Indeed, the strong religious forces during the last two millenniums has made their very best effort to polarize the situation, even when no such exist. Still, it is all about basic Greek prefixes. Atheism relates to theism as asymmetry relates to symmetry or acommutativity relates to commutativity. The same has happened to the concept of agnosticism. Due to the influence of religion it is generally though of as a denial of knowledge, even though it is simple the lack of knowledge about deities.
Also, rejecting something does not mean embracing its antithesis. Rejecting the claims of the existence of unicorns does not make you a unicorn denier. It is one of the false dichotomies that religion has tried to pull since the dawn of the entire concept. If we should be extra precise of the definition, it is technically a rejection of theism (belief in god) not deities.
Also, you might be confusing weak atheism on the one hand with strong atheism / antitheism on the other.
Actually, yes it does. It's neither deductive proof nor scientific evidence, but it is evidence nonetheless.

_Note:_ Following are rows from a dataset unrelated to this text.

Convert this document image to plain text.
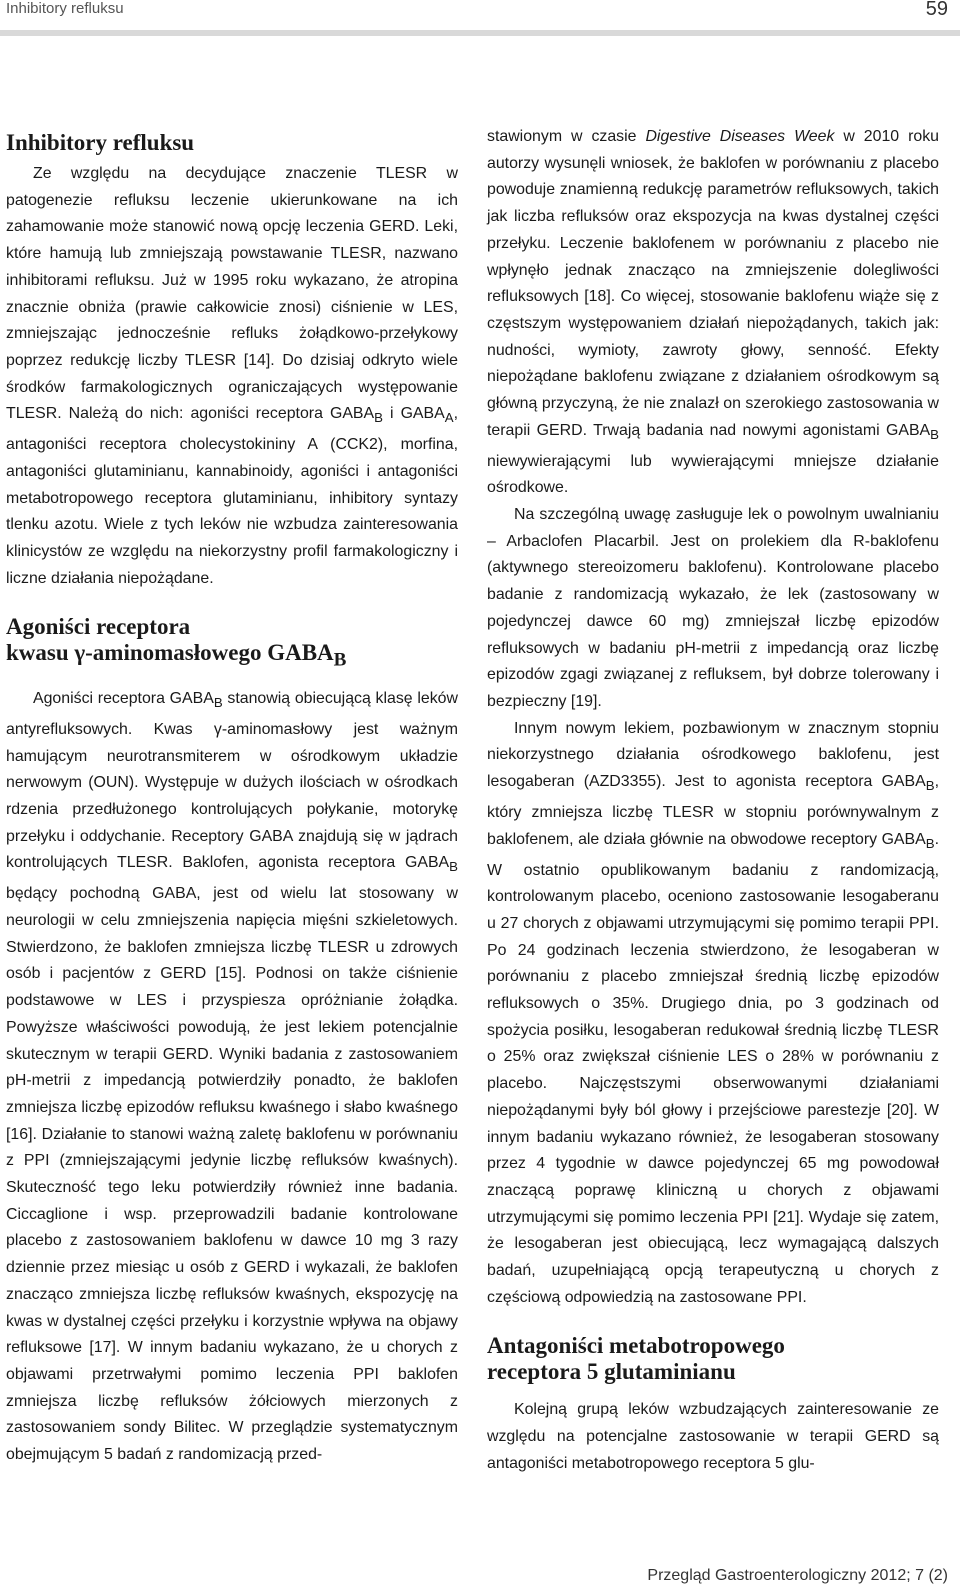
Inhibitory refluksu	59
Inhibitory refluksu

Ze względu na decydujące znaczenie TLESR w patogenezie refluksu leczenie ukierunkowane na ich zahamowanie może stanowić nową opcję leczenia GERD. Leki, które hamują lub zmniejszają powstawanie TLESR, nazwano inhibitorami refluksu. Już w 1995 roku wykazano, że atropina znacznie obniża (prawie całkowicie znosi) ciśnienie w LES, zmniejszając jednocześnie refluks żołądkowo-przełykowy poprzez redukcję liczby TLESR [14]. Do dzisiaj odkryto wiele środków farmakologicznych ograniczających występowanie TLESR. Należą do nich: agoniści receptora $GABA_B$ i $GABA_A$, antagoniści receptora cholecystokininy A (CCK2), morfina, antagoniści glutaminianu, kannabinoidy, agoniści i antagoniści metabotropowego receptora glutaminianu, inhibitory syntazy tlenku azotu. Wiele z tych leków nie wzbudza zainteresowania klinicystów ze względu na niekorzystny profil farmakologiczny i liczne działania niepożądane.

Agoniści receptora
kwasu γ-aminomasłowego $GABA_B$

Agoniści receptora $GABA_B$ stanowią obiecującą klasę leków antyrefluksowych. Kwas γ-aminomasłowy jest ważnym hamującym neurotransmiterem w ośrodkowym układzie nerwowym (OUN). Występuje w dużych ilościach w ośrodkach rdzenia przedłużonego kontrolujących połykanie, motorykę przełyku i oddychanie. Receptory GABA znajdują się w jądrach kontrolujących TLESR. Baklofen, agonista receptora $GABA_B$ będący pochodną GABA, jest od wielu lat stosowany w neurologii w celu zmniejszenia napięcia mięśni szkieletowych. Stwierdzono, że baklofen zmniejsza liczbę TLESR u zdrowych osób i pacjentów z GERD [15]. Podnosi on także ciśnienie podstawowe w LES i przyspiesza opróżnianie żołądka. Powyższe właściwości powodują, że jest lekiem potencjalnie skutecznym w terapii GERD. Wyniki badania z zastosowaniem pH-metrii z impedancją potwierdziły ponadto, że baklofen zmniejsza liczbę epizodów refluksu kwaśnego i słabo kwaśnego [16]. Działanie to stanowi ważną zaletę baklofenu w porównaniu z PPI (zmniejszającymi jedynie liczbę refluksów kwaśnych). Skuteczność tego leku potwierdziły również inne badania. Ciccaglione i wsp. przeprowadzili badanie kontrolowane placebo z zastosowaniem baklofenu w dawce 10 mg 3 razy dziennie przez miesiąc u osób z GERD i wykazali, że baklofen znacząco zmniejsza liczbę refluksów kwaśnych, ekspozycję na kwas w dystalnej części przełyku i korzystnie wpływa na objawy refluksowe [17]. W innym badaniu wykazano, że u chorych z objawami przetrwałymi pomimo leczenia PPI baklofen zmniejsza liczbę refluksów żółciowych mierzonych z zastosowaniem sondy Bilitec. W przeglądzie systematycznym obejmującym 5 badań z randomizacją przed-

stawionym w czasie Digestive Diseases Week w 2010 roku autorzy wysunęli wniosek, że baklofen w porównaniu z placebo powoduje znamienną redukcję parametrów refluksowych, takich jak liczba refluksów oraz ekspozycja na kwas dystalnej części przełyku. Leczenie baklofenem w porównaniu z placebo nie wpłynęło jednak znacząco na zmniejszenie dolegliwości refluksowych [18]. Co więcej, stosowanie baklofenu wiąże się z częstszym występowaniem działań niepożądanych, takich jak: nudności, wymioty, zawroty głowy, senność. Efekty niepożądane baklofenu związane z działaniem ośrodkowym są główną przyczyną, że nie znalazł on szerokiego zastosowania w terapii GERD. Trwają badania nad nowymi agonistami $GABA_B$ niewywierającymi lub wywierającymi mniejsze działanie ośrodkowe.

Na szczególną uwagę zasługuje lek o powolnym uwalnianiu – Arbaclofen Placarbil. Jest on prolekiem dla R-baklofenu (aktywnego stereoizomeru baklofenu). Kontrolowane placebo badanie z randomizacją wykazało, że lek (zastosowany w pojedynczej dawce 60 mg) zmniejszał liczbę epizodów refluksowych w badaniu pH-metrii z impedancją oraz liczbę epizodów zgagi związanej z refluksem, był dobrze tolerowany i bezpieczny [19].

Innym nowym lekiem, pozbawionym w znacznym stopniu niekorzystnego działania ośrodkowego baklofenu, jest lesogaberan (AZD3355). Jest to agonista receptora $GABA_B$, który zmniejsza liczbę TLESR w stopniu porównywalnym z baklofenem, ale działa głównie na obwodowe receptory $GABA_B$. W ostatnio opublikowanym badaniu z randomizacją, kontrolowanym placebo, oceniono zastosowanie lesogaberanu u 27 chorych z objawami utrzymującymi się pomimo terapii PPI. Po 24 godzinach leczenia stwierdzono, że lesogaberan w porównaniu z placebo zmniejszał średnią liczbę epizodów refluksowych o 35%. Drugiego dnia, po 3 godzinach od spożycia posiłku, lesogaberan redukował średnią liczbę TLESR o 25% oraz zwiększał ciśnienie LES o 28% w porównaniu z placebo. Najczęstszymi obserwowanymi działaniami niepożądanymi były ból głowy i przejściowe parestezje [20]. W innym badaniu wykazano również, że lesogaberan stosowany przez 4 tygodnie w dawce pojedynczej 65 mg powodował znaczącą poprawę kliniczną u chorych z objawami utrzymującymi się pomimo leczenia PPI [21]. Wydaje się zatem, że lesogaberan jest obiecującą, lecz wymagającą dalszych badań, uzupełniającą opcją terapeutyczną u chorych z częściową odpowiedzią na zastosowane PPI.

Antagoniści metabotropowego
receptora 5 glutaminianu

Kolejną grupą leków wzbudzających zainteresowanie ze względu na potencjalne zastosowanie w terapii GERD są antagoniści metabotropowego receptora 5 glu-

Przegląd Gastroenterologiczny 2012; 7 (2)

No, since it is a logical fallacy (argumentum ad populum).
This is not a scientific explanation; it is a hypothesis. It's only a scientific explanation if, y'know, it has scientific proof to back it up.
It actually has scientific evidence, believe it or not.

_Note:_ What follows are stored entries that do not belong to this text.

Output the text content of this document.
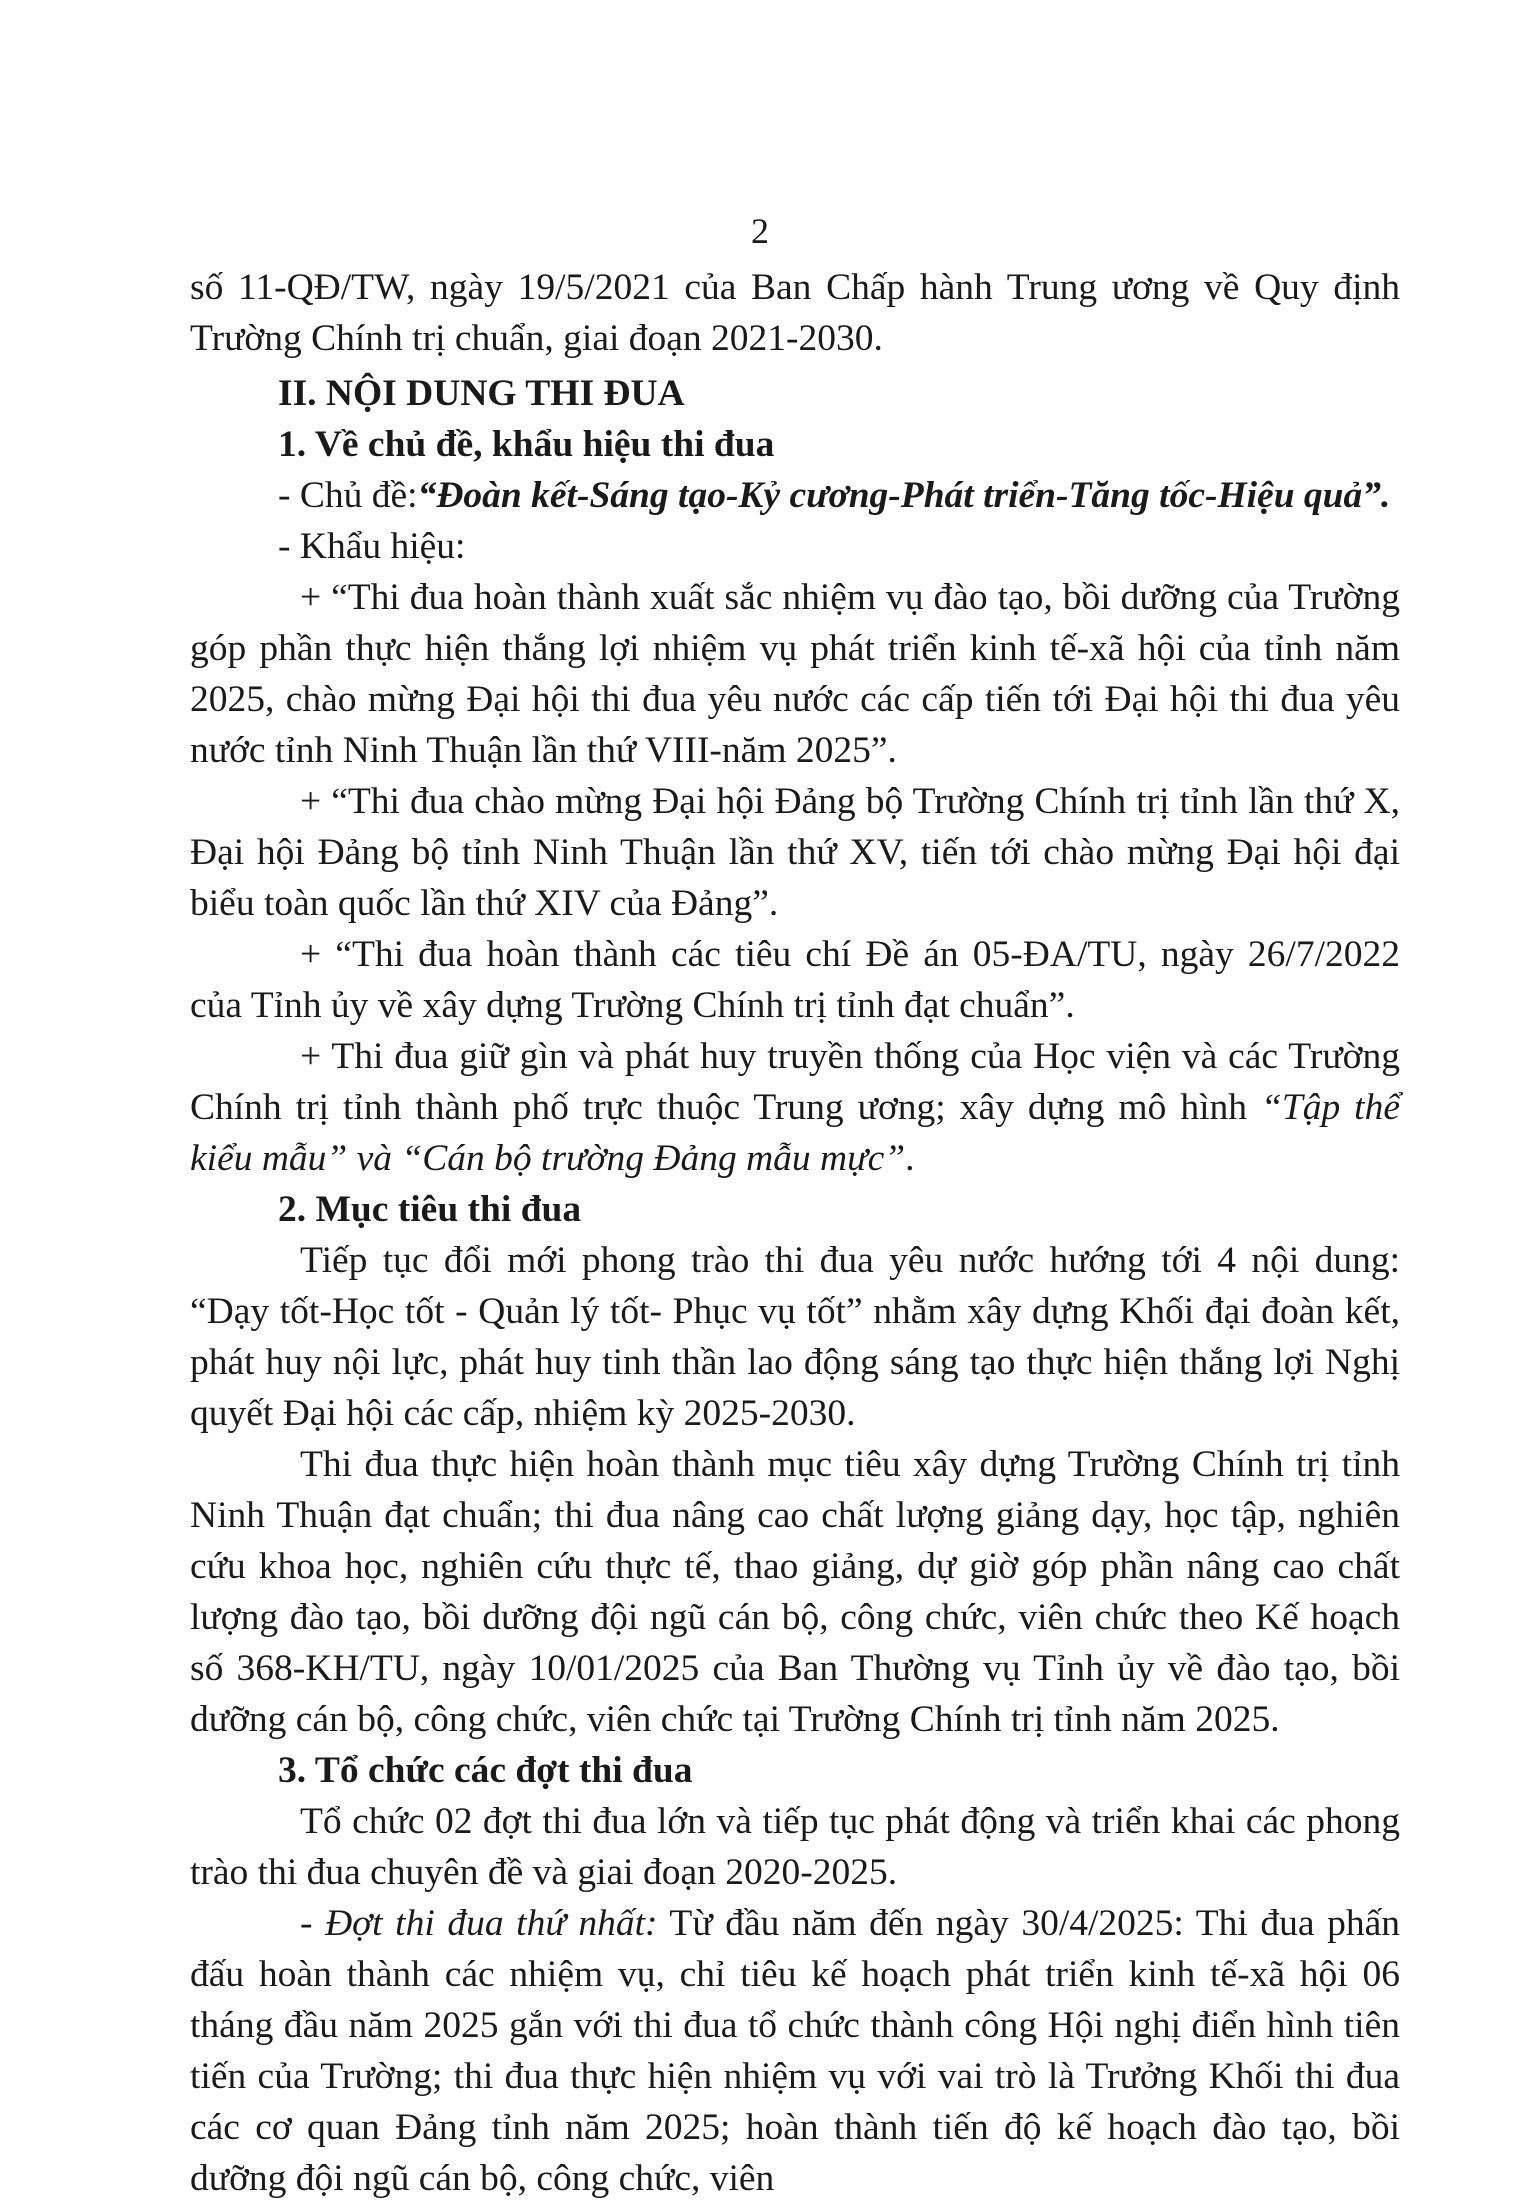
2

số 11-QĐ/TW, ngày 19/5/2021 của Ban Chấp hành Trung ương về Quy định Trường Chính trị chuẩn, giai đoạn 2021-2030.

II. NỘI DUNG THI ĐUA

1. Về chủ đề, khẩu hiệu thi đua

- Chủ đề:“Đoàn kết-Sáng tạo-Kỷ cương-Phát triển-Tăng tốc-Hiệu quả”.

- Khẩu hiệu:

+ “Thi đua hoàn thành xuất sắc nhiệm vụ đào tạo, bồi dưỡng của Trường góp phần thực hiện thắng lợi nhiệm vụ phát triển kinh tế-xã hội của tỉnh năm 2025, chào mừng Đại hội thi đua yêu nước các cấp tiến tới Đại hội thi đua yêu nước tỉnh Ninh Thuận lần thứ VIII-năm 2025”.

+ “Thi đua chào mừng Đại hội Đảng bộ Trường Chính trị tỉnh lần thứ X, Đại hội Đảng bộ tỉnh Ninh Thuận lần thứ XV, tiến tới chào mừng Đại hội đại biểu toàn quốc lần thứ XIV của Đảng”.

+ “Thi đua hoàn thành các tiêu chí Đề án 05-ĐA/TU, ngày 26/7/2022 của Tỉnh ủy về xây dựng Trường Chính trị tỉnh đạt chuẩn”.

+ Thi đua giữ gìn và phát huy truyền thống của Học viện và các Trường Chính trị tỉnh thành phố trực thuộc Trung ương; xây dựng mô hình “Tập thể kiểu mẫu” và “Cán bộ trường Đảng mẫu mực”.

2. Mục tiêu thi đua

Tiếp tục đổi mới phong trào thi đua yêu nước hướng tới 4 nội dung: “Dạy tốt-Học tốt - Quản lý tốt- Phục vụ tốt” nhằm xây dựng Khối đại đoàn kết, phát huy nội lực, phát huy tinh thần lao động sáng tạo thực hiện thắng lợi Nghị quyết Đại hội các cấp, nhiệm kỳ 2025-2030.

Thi đua thực hiện hoàn thành mục tiêu xây dựng Trường Chính trị tỉnh Ninh Thuận đạt chuẩn; thi đua nâng cao chất lượng giảng dạy, học tập, nghiên cứu khoa học, nghiên cứu thực tế, thao giảng, dự giờ góp phần nâng cao chất lượng đào tạo, bồi dưỡng đội ngũ cán bộ, công chức, viên chức theo Kế hoạch số 368-KH/TU, ngày 10/01/2025 của Ban Thường vụ Tỉnh ủy về đào tạo, bồi dưỡng cán bộ, công chức, viên chức tại Trường Chính trị tỉnh năm 2025.

3. Tổ chức các đợt thi đua

Tổ chức 02 đợt thi đua lớn và tiếp tục phát động và triển khai các phong trào thi đua chuyên đề và giai đoạn 2020-2025.

- Đợt thi đua thứ nhất: Từ đầu năm đến ngày 30/4/2025: Thi đua phấn đấu hoàn thành các nhiệm vụ, chỉ tiêu kế hoạch phát triển kinh tế-xã hội 06 tháng đầu năm 2025 gắn với thi đua tổ chức thành công Hội nghị điển hình tiên tiến của Trường; thi đua thực hiện nhiệm vụ với vai trò là Trưởng Khối thi đua các cơ quan Đảng tỉnh năm 2025; hoàn thành tiến độ kế hoạch đào tạo, bồi dưỡng đội ngũ cán bộ, công chức, viên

Faces and patterns are very important to humans and all other animals from an evolutionary perspective. It is the way we recognize our group and what is strange. When it comes to errors in pattern recognizing, we can either detect a pattern that isn't really there, or fail to detect a real pattern. To recognize a false pattern will make you loose some energy (at most) with the chance to discover something you can benefit from, whereas the act of not recognizing a pattern that exists can be potentially fatal. This is why, for instance, you are more likely to mistake a shadow for a burglar, than the other way around. Evolution has selected from "superstition". The same mechanism is responsible for the man in the moon, the faces on mars, the religious iconography (virgin Mary on a cheese sandwich, the nun-bun etc.), wearing a lucky shirt during the playoffs, rituals when playing slot machines and so on.
Controlled experiments have also been done to test this. Two groups of people where allowed to play a computer game (one of which rewarded the player in a pattern, the other at random). Both groups claimed that they where given points by a pattern.
http://www.nickyee.com/daedalus/archives/001554.php?page=1
Skinners pigeons is also a classic example of this:
http://psychclassics.yorku.ca/Skinner/Pigeon/
In the ancient world, there was so much that was unexplained and 'purpose' was usually assigned to nature. King Xerxes I of Peria, for instance, sentenced the water to 300 lashes for destroying his pontoon bridge (the ocean was though of as a malevolent force back then).
The evolution of religion / superstition unites a wide range of observations.